3. The method according to claim 1 or 2, wherein the step of inputting the node vector of each node into a predetermined classification model for training and obtaining the classified set of each node output by the classification model specifically comprises:

inputting the node vector of each node into the graph attention network, inputting the node vector into each node of the graph attention network as each node to be classified, and calculating the loss function of each node to be classified;

for each node to be classified, when the loss function is minimized, calculating the contribution degree of a neighbor node to the node to be classified based on the node vector of the node to be classified, wherein the neighbor node is a node connected with the node to be classified in the characterization graph;

and aggregating the neighbor nodes based on the contribution degrees.

4. The method for text classification according to claim 3, wherein the calculating the contribution degree of the neighbor node to the node to be classified based on the node vector of the node to be classified comprises:

e_AB＝LeakyReLU(α^T[W_A||W_B]) Wherein LeakyReLU is a linear unit function with leakage correction, A, B is a node connected in the characterization graph, W_AIs a node vector of node A, W_BIs the node vector of node B, | | is W_AAnd W_BConcatenation of node vectors, α being the shared attention calculation function, α^TThe transpose of the function is calculated for shared attention.

5. The method of classifying text according to claim 3, wherein the step of inputting the node vector of each node into a predetermined classification model for training and obtaining the classified set of nodes output by the classification model further comprises:

calculating a corresponding score of each node under the current category after aggregation by using a normalized index function;

determining a category corresponding to the node based on the score.

6. The method of classifying text according to claim 5, wherein the calculating a score corresponding to each node aggregated under the current category by using the normalized exponential function comprises:

wherein the content of the first and second substances,

p (y | x) is the probability that the node x belongs to the category y, C is the set of categories, C is the sequence number of a certain category, and W is the vector mapping matrix.

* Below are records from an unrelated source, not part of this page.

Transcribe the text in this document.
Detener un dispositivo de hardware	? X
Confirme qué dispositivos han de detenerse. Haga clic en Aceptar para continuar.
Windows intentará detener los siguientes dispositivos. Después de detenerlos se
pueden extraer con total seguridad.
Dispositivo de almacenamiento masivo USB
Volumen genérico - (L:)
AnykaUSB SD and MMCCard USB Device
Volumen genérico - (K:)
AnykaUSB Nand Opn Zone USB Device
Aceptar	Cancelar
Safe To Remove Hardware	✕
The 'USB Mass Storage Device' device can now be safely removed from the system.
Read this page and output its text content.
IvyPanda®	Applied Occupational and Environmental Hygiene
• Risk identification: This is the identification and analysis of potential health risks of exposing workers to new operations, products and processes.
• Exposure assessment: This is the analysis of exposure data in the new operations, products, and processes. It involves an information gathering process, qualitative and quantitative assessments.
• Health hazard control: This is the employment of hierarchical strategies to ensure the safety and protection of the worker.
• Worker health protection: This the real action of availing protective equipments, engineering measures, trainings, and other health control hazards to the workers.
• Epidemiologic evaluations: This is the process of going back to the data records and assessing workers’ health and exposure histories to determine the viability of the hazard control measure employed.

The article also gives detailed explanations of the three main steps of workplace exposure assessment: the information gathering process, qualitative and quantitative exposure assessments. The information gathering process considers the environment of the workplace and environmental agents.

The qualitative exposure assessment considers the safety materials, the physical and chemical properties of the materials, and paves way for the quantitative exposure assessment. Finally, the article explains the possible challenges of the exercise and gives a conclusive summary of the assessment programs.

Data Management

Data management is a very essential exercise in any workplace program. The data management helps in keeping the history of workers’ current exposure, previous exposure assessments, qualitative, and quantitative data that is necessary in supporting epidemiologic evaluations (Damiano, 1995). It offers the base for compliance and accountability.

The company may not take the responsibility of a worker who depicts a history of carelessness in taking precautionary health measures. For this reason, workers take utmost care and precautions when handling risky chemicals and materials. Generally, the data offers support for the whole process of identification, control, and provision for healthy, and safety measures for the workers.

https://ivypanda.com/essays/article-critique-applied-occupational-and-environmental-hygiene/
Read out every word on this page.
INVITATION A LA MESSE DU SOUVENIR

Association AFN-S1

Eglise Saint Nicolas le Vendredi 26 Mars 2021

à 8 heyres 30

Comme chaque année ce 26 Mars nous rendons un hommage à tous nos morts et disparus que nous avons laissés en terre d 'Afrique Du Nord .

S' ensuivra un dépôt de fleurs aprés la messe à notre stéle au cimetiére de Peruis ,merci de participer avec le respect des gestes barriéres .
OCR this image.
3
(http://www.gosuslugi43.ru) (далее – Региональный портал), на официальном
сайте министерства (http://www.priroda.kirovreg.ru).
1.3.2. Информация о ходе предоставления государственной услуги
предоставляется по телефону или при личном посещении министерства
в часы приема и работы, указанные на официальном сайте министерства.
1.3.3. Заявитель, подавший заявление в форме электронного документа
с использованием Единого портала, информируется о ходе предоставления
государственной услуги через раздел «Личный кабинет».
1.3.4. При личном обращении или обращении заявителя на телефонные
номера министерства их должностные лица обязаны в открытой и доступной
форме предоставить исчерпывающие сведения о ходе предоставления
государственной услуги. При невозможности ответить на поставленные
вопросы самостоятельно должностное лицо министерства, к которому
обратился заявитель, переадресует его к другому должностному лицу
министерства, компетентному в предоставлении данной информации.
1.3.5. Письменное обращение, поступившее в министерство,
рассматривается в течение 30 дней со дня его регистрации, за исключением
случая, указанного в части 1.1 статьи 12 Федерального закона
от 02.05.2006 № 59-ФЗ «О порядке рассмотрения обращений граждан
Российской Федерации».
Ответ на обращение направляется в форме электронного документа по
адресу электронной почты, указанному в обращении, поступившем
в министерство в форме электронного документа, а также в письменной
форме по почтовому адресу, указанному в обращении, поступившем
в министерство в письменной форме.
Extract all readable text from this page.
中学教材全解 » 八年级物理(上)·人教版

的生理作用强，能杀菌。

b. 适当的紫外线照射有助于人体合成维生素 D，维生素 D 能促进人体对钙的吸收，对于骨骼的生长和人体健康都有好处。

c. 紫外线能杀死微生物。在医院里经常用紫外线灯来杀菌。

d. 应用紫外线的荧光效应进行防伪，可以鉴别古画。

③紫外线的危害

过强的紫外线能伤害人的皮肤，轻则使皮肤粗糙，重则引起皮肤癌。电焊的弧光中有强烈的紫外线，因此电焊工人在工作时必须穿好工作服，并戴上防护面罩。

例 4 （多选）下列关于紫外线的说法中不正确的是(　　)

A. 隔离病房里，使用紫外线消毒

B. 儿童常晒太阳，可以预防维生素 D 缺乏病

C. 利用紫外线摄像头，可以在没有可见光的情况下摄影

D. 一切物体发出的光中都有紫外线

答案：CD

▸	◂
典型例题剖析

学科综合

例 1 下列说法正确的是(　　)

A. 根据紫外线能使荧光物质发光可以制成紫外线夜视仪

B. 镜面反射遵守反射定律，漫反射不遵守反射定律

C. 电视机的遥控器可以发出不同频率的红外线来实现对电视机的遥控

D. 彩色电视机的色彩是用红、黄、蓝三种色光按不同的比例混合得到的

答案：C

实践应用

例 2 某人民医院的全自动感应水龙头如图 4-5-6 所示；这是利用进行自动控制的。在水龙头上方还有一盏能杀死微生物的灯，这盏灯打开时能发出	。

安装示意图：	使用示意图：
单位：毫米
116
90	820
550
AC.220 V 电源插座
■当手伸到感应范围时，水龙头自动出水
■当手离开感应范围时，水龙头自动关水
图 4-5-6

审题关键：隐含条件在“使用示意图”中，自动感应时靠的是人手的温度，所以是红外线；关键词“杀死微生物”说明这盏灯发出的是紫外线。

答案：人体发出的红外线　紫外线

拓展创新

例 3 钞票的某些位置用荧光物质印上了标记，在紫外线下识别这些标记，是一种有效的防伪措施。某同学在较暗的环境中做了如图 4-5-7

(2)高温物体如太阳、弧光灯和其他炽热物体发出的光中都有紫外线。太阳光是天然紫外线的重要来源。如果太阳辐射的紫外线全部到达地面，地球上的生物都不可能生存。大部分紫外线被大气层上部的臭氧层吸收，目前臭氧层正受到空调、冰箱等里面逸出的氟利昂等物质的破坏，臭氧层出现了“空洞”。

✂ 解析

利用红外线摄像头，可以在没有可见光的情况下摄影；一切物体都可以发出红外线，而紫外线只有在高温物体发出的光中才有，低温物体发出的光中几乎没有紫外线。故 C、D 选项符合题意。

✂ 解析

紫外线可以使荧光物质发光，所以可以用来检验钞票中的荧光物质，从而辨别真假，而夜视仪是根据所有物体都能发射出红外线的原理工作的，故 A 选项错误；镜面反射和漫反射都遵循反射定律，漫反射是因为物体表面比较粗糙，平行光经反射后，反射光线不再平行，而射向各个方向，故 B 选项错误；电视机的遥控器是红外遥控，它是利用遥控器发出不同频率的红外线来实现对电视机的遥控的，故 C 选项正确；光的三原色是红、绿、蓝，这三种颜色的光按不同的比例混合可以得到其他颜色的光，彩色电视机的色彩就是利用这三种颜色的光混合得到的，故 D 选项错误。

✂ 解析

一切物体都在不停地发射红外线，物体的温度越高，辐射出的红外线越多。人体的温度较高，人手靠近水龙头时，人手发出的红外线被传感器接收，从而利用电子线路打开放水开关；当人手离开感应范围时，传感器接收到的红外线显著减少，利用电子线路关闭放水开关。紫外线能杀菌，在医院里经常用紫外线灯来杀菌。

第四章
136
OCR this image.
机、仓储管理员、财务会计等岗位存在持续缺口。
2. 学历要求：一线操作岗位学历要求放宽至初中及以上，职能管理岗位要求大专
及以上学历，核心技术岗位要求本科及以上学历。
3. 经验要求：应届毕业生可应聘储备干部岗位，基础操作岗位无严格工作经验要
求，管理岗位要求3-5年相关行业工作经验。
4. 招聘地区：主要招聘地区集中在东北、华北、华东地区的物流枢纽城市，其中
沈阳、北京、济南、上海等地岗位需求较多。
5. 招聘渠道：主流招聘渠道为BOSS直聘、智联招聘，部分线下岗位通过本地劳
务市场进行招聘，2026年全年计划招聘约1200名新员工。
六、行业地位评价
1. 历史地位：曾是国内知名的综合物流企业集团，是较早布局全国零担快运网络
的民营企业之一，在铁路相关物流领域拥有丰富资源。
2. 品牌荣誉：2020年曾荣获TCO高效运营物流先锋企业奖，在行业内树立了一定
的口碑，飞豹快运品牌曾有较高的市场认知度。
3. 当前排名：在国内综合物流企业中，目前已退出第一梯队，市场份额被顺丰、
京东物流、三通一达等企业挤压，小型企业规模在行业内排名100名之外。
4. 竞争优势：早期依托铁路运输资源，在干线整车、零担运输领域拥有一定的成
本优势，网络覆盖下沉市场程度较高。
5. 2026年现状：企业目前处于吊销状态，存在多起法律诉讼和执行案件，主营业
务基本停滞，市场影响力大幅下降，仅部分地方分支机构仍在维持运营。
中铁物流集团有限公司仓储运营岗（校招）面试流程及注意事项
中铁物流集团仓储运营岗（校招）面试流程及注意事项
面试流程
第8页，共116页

7. A method of topic generation based on the method of text classification of any of claims 1 to 6, the method of topic generation comprising:

8. An apparatus for text classification, comprising:

9. A computer device comprising a memory and a processor connected to the memory, the memory having stored therein a computer program operable on the processor, wherein the processor when executing the computer program performs the steps of a method of text classification as claimed in any one of claims 1 to 6 or the steps of a method of topic generation as claimed in claim 7.

10. A computer-readable storage medium, having stored thereon a computer program, characterized in that the computer program, when being executed by a processor, realizes the steps of the method of text classification as claimed in any one of the claims 1 to 6 or realizes the steps of the method of topic generation as claimed in claim 7.